The report found that fewer families attended virtual hearings to show their support, and that when they did the defendant could not always see them.

Some offenders said they “zoned out” during video proceedings and found it difficult to pay attention.

One told researchers: “I kind of felt like I was watching it ... it’s like you’re not there.”

Technical issues were reported in a third of hearings, and initial attempts to make video links to custody failed 12 per cent of the time.

Problems included poor audio quality, mismatched images and sound and overlapping speech.

There have been numerous reports of court hearings being disrupted or delayed by technical difficulties during the lockdown.

On Tuesday, a preliminary hearing for a police officer accused of murdering former footballer Dalian Atkinson was delayed by an hour because a barrister could not access the Skype call.

At a hearing concerning Julian Assange’s extradition on Monday, journalists were accidentally left on mute and could only hear hold music for the duration of proceedings.

The University of Surrey report said: “There was a concern that the increased use of video could remove the public’s opportunity to see justice being done, and might undermine trust and confidence in the system.”

Professor Nigel Fielding, the lead author and a criminology researcher, said: “Our report provides valuable insights just as the Covid-19 pandemic seems poised to lead to a dramatic rise in the use of technology and other innovations to ensure the effective continued administration of justice.

“They will be using existing AV equipment on a ‘whatever is to hand’ basis, with many courts having relatively basic AV equipment and very few courts being equipped with booking software.”

The research was commissioned by the Sussex Police and Crime Commissioner, Katy Bourne, to assess the Home Office-funded Video Enabled Justice programme.

She said five police force areas have been using the technology with over 8,000 video remand hearings taking place in Kent, Suffolk and Norfolk since June 2018.

The Transform Justice charity has called for a moratorium on the expansion of virtual justice pending more research on its impact, warning that the situation was “creating injustice”.
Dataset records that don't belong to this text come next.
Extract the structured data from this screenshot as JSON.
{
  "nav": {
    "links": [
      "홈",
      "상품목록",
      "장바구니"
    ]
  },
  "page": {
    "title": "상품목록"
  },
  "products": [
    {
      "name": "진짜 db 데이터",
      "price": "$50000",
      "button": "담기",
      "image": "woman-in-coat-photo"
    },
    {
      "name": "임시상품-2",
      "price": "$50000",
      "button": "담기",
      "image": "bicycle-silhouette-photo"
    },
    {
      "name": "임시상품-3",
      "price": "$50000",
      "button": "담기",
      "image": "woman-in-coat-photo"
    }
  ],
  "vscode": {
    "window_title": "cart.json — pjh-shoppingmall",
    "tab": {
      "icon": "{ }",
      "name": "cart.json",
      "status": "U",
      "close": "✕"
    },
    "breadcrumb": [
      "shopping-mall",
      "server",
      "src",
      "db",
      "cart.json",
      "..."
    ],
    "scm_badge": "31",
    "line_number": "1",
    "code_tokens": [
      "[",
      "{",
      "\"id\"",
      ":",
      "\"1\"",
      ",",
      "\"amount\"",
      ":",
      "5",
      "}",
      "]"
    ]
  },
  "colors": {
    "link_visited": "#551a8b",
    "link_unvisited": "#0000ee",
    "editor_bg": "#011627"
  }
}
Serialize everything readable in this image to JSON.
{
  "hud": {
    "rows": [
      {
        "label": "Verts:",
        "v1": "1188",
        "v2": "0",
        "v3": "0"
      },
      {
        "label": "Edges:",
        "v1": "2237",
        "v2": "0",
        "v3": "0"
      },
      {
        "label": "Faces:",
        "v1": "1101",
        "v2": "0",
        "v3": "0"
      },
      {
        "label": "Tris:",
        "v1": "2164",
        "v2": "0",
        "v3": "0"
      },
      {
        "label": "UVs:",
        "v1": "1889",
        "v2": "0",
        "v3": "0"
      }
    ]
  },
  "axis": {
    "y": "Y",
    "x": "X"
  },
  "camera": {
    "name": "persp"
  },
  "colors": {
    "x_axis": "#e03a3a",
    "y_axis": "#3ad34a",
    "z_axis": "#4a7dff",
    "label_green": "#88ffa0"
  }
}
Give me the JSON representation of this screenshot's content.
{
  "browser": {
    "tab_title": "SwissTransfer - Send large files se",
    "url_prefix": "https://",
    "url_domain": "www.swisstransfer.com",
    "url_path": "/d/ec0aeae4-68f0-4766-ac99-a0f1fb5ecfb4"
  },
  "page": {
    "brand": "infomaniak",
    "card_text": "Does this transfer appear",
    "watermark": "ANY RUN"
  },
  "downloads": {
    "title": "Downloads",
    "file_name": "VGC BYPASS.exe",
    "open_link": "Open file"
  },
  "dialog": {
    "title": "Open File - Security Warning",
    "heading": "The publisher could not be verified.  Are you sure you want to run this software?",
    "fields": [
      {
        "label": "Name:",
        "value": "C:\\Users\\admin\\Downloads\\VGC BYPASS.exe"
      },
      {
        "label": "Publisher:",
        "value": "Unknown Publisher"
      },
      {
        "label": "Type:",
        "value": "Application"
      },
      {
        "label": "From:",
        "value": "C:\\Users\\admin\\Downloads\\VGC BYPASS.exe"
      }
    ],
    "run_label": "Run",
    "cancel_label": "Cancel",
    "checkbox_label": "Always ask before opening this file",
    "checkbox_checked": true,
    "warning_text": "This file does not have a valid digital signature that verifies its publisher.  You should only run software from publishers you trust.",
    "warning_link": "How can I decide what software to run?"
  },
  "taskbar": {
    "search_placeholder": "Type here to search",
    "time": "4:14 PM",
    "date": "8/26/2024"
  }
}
Director Penelope Gibbs said: “This is the fourth research report to suggest that the interests and rights of defendants are prejudiced by video justice.

“After this emergency period, we need to pause and appraise such evidence. Is it really worth risking defendants’ rights and justice outcomes to make justice cheaper and more convenient?”

Remote hearings have dramatically increased during the coronavirus crisis, which caused the suspension of crown court trials and restriction of magistrates’ courts to urgent hearings.

As many as possible are being conducted by telephone or video in order to enable social distancing.

On Monday Chris Philp, the courts minister, said that 85 per cent of hearings were currently taking place “principally by audio or video”.

“I think we can be proud that we have kept functioning at a level when the rest of Europe has shut down,” he told the Justice Committee, amid a crown court backlog of 35,679 cases.

“We are operating about half the number of hearings previously, and many of those are procedural in nature.”

Mr Philp said that when crown court trials resume, video streams could be used to link parties spread between two courtrooms.

Legal associations have hailed some technological advances but said the current situation should not become the “new normal”.

John Bache, chair of the Magistrates’ Association, said “justice must trump efficiency.

“We mustn’t blindly go into using technology because it’s there,” he added.

“We need to step back and carefully assess the situation and see what can be done usefully via technology and what needs direct face-to-face contact.”

A HM Courts and Tribunals spokesperson said all new technology was “properly evaluated and tested”.

“Video links have been used successfully across the justice system for a long time, and we moved quickly to increase our use of technology in courts to keep them running during the coronavirus pandemic,” he added.